Se gli uomini di Beppe Sannino sono stati gli Unici a compiere il miracolo di trascinare il Varese dalla Seconda divisione alla B, anche altri biancorossi sono stati capaci di suscitare emozioni così forti nel cuore dei tifosi e il loro ricordo rimane vivissimo dopo oltre tre decenni. Il riferimento è a quella meravigliosa squadra che Eugenio Fascetti aveva saputo ricostruire dopo la retrocessione della stagione 1978-1979, aprendo un ciclo virtuoso.
«Piccola Olanda», «Calcio Fantasia», «Casino Organizzato»: chiamatelo come volete, ma il Varese di Fascetti resta, ancor oggi, un’icona. Uno splendido esempio di calcio totale e al tempo stesso un assordante inno alla gioia per tanti tifosi biancorossi. Nato nel campionato di C1 1979-1980, vinto davanti al Rimini con 48 punti, 16 vittorie, altrettanti pareggi, 2 sconfitte, 45 gol fatti e 21 reti subite. Cifre di un’ispiratissima squadra, irruente e combattiva in ogni reparto e con tre i varesini purosangue in gruppo: Bruno Limido, Luca Pellegrini e Franco Salvadè.
Per Fascetti, rimasto in biancorosso dal 1979 al 1983, quel suo Varese è il migliore della storia: «Anzi – dice l’allenatore – è la miglior squadra che ho allenato nella mia carriera e una delle migliori di sempre della serie B». L’avventura del tecnico era incominciata con una retrocessione: «Nel corso della stagione 1978-1979 subentrai a Rumignani: non fu possibile evitare la C ma l’anno dopo ci riscattammo». Con la promozione a cui abbiamo accennato prima: «Trovammo gli anziani giusti, come Cerantola e Martina, a cui affiancare ragazzi splendidi, da Limido a Pellegrini, da Mauti a Turchetta.

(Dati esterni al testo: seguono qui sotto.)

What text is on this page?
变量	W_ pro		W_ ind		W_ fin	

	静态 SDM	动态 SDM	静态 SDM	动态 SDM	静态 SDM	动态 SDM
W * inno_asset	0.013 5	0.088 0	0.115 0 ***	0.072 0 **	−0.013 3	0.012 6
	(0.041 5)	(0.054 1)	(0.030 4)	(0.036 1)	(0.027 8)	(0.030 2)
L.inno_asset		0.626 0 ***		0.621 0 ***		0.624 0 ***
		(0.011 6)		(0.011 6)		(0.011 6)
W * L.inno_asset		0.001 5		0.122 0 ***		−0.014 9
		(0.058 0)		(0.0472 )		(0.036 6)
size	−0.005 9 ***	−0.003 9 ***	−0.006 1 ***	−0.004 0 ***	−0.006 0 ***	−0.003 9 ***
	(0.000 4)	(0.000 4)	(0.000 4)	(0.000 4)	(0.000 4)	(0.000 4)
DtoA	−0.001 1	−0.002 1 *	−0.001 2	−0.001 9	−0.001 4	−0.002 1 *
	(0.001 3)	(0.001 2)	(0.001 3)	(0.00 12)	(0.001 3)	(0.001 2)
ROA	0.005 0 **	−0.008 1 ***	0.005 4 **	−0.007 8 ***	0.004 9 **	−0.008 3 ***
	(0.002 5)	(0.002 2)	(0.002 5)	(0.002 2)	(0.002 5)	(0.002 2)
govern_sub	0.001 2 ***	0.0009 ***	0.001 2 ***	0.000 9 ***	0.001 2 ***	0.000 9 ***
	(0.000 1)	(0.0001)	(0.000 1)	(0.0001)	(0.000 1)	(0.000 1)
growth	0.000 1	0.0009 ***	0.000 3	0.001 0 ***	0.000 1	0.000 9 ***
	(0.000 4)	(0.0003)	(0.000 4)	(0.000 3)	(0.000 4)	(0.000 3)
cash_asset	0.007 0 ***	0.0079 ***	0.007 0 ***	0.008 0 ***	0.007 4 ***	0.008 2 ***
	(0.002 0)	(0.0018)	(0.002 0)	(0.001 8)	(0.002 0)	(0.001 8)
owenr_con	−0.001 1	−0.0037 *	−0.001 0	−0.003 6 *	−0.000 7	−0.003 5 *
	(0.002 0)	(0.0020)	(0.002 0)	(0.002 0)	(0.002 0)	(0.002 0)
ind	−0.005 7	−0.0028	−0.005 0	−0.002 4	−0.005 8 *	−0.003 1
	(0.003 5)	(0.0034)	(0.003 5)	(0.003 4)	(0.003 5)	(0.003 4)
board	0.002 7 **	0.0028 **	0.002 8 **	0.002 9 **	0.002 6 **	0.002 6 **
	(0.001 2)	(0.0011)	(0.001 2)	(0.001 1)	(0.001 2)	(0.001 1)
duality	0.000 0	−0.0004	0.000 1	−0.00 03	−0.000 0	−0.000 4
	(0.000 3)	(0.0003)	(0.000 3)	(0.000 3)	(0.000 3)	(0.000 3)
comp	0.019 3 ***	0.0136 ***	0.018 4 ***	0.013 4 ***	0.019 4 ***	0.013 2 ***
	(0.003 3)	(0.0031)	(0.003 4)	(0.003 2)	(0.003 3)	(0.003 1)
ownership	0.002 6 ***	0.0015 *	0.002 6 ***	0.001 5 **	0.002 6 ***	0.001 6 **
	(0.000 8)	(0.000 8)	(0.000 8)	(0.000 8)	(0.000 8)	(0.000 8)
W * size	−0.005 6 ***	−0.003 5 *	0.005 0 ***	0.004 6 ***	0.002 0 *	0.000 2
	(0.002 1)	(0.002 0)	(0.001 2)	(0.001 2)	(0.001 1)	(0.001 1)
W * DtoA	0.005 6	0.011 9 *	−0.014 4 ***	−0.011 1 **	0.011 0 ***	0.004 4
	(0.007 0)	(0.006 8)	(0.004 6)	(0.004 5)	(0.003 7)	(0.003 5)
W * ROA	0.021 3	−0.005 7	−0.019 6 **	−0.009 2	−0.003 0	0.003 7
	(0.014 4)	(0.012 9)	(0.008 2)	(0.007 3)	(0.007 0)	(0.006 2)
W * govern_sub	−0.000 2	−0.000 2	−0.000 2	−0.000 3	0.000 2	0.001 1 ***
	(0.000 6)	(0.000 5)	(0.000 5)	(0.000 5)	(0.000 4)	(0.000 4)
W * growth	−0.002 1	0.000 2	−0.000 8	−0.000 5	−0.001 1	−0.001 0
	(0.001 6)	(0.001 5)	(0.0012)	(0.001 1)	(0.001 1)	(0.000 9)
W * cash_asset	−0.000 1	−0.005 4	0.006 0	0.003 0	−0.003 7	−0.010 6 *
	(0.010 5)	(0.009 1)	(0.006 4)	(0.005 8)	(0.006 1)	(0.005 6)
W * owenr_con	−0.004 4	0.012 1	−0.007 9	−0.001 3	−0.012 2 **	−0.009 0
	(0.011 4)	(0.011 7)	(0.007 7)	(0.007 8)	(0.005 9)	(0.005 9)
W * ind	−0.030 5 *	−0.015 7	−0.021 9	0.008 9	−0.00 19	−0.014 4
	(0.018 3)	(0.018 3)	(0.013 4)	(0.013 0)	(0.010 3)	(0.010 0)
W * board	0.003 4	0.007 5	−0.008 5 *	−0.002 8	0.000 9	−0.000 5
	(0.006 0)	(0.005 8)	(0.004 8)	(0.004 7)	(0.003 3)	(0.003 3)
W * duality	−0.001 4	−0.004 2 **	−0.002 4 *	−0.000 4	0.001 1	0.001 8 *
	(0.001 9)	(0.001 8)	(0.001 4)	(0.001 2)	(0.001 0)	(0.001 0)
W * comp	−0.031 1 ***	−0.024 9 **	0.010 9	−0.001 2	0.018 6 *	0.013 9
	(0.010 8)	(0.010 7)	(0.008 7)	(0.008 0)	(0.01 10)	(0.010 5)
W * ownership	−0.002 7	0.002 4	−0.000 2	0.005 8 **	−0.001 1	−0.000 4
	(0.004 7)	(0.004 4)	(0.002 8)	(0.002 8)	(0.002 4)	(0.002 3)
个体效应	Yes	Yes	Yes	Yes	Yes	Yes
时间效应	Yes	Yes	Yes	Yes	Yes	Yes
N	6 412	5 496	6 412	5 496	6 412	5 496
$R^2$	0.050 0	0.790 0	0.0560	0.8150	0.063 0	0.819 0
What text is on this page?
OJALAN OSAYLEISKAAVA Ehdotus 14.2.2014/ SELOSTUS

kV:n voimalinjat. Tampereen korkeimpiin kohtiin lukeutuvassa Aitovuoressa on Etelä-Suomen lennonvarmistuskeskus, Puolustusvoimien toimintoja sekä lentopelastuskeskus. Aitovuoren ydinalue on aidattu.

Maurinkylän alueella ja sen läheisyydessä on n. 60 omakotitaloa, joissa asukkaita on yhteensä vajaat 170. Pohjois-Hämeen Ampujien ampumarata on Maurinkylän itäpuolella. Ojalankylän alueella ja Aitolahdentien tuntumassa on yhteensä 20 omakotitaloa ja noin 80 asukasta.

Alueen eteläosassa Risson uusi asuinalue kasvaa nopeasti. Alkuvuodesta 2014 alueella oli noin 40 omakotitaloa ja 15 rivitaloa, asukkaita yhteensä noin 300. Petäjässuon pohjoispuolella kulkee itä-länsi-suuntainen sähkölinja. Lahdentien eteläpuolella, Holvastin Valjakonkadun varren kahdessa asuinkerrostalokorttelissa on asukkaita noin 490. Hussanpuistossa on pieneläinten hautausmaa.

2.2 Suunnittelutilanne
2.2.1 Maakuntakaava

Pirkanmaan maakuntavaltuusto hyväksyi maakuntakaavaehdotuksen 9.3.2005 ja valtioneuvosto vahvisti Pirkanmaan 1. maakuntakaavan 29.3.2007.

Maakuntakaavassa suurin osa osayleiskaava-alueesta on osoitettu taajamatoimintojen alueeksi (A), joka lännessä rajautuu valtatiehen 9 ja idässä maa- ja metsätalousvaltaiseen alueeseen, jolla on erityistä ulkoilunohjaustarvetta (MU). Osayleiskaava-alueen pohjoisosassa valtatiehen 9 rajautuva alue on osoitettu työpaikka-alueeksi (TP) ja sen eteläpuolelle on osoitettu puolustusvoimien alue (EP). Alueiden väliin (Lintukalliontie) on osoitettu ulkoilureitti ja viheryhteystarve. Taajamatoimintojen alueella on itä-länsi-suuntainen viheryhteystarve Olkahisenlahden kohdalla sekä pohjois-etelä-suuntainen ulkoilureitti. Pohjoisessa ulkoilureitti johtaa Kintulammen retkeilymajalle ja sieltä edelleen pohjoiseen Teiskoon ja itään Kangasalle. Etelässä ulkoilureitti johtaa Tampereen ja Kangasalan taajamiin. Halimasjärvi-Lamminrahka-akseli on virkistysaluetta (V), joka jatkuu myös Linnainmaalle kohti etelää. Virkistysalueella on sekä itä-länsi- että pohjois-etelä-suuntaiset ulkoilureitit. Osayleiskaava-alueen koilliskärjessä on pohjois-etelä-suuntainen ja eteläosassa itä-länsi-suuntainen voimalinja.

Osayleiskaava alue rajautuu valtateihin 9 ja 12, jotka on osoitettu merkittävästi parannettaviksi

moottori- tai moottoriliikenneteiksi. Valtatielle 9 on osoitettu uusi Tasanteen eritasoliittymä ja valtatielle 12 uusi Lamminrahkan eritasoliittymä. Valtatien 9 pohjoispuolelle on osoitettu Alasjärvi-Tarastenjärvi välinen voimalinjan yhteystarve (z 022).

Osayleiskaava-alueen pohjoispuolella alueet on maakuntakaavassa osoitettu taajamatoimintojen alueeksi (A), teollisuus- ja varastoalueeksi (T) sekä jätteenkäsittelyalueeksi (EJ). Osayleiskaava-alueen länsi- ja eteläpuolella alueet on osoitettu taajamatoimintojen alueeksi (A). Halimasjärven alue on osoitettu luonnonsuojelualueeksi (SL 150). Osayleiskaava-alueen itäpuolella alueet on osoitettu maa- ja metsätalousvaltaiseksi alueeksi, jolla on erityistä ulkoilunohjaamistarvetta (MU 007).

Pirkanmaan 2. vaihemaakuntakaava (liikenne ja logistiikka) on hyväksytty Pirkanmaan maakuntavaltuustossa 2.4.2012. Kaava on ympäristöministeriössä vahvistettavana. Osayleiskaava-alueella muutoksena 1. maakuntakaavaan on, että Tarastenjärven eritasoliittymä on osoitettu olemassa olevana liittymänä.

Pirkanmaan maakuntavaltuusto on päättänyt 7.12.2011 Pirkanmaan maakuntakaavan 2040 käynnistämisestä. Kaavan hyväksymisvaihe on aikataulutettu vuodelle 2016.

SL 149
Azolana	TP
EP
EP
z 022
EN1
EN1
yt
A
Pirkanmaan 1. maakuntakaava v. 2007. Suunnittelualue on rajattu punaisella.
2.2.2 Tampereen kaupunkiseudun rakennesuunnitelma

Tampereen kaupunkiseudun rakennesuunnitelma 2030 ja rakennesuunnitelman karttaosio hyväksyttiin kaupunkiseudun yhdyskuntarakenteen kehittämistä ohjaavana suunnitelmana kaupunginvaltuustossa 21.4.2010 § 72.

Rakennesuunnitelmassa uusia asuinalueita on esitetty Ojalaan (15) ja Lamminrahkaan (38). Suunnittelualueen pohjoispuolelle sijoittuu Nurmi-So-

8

Era uno squadrone, destinato, dopo aver vinto la C1, a passare subito in A ma il doppio salto non fu possibile per le numerose cessioni decise dalla società».
Il primo campionato di B dell’era Fascetti può ricordare quello che sta per affrontare il Varese di Stefano Bettinelli perché anche allora i biancorossi erano dovuti ripartire dai giovani: «Il vivaio era floridissimo e non fu difficile lanciare altri talenti, come Facchini. Il torneo del ritorno in B fu abbastanza duro ma molto utile per coltivare il Varese dell’anno successivo: quello a cui è stata rubata la A. Fu un furto, una vergogna perché, oltre al Verona, sarebbero dovuti salire Bari e Varese e non Pisa e Samp, che non c’entravano nulla».
Fascetti ha lanciato il cosiddetto «Casino organizzato», formula su cui si dilunga, non senza polemica: «Il nostro modo di giocare è stato chiamato anche così e in effetti era senza ruoli fissi perché sapevamo essere sempre imprevedibili. Oggi c’è grande ignoranza da parte dei giornalisti che in tv parlano di «squadre camaleontiche» come se fossero una novità. Ricordatevi che l’aggettivo camaleontico è di Fascetti perché il mio Varese sapeva cambiare aspetto in ogni momento della partita. Ad aprire la strada verso questo tipo di calcio è stata la mia squadra e quella di qualche altro collega, come Sonetti».
Nel calcio ci vuole coraggio e chi ne ha di più vince: «Non bisogna avere paura – dice Fascetti – di lanciare i giovani. Se il Varese troverà gli anziani giusti per la prossima stagione potrà dare spazio a tanti ragazzi che devono crescere e farsi le ossa, come accadeva nelle mie squadre». Stefano Bettinelli è stato uno dei tanti talenti del vivaio biancorosso e a 16 anni si era fatto conoscere anche da Eugenio Fascetti.
Una volta, durante una partitella fra gli Allievi e la prima squadra, aveva steso Vincenzo Di Giovanni e il sanguigno tecnico toscano aveva sgridato Bettinelli per il ruvido intervento ma subito dopo gli aveva detto: «Ragazzo, hai i numeri per diventare un giocatore vero». Fascetti si ricorda bene di Bettinelli: «Ce l’ho ancora in mente e, anzi, a casa ho gli appunti con i test che lo riguardano: era un buon atleta e adesso è sulla panchina che ho tanto amato. In bocca al lupo».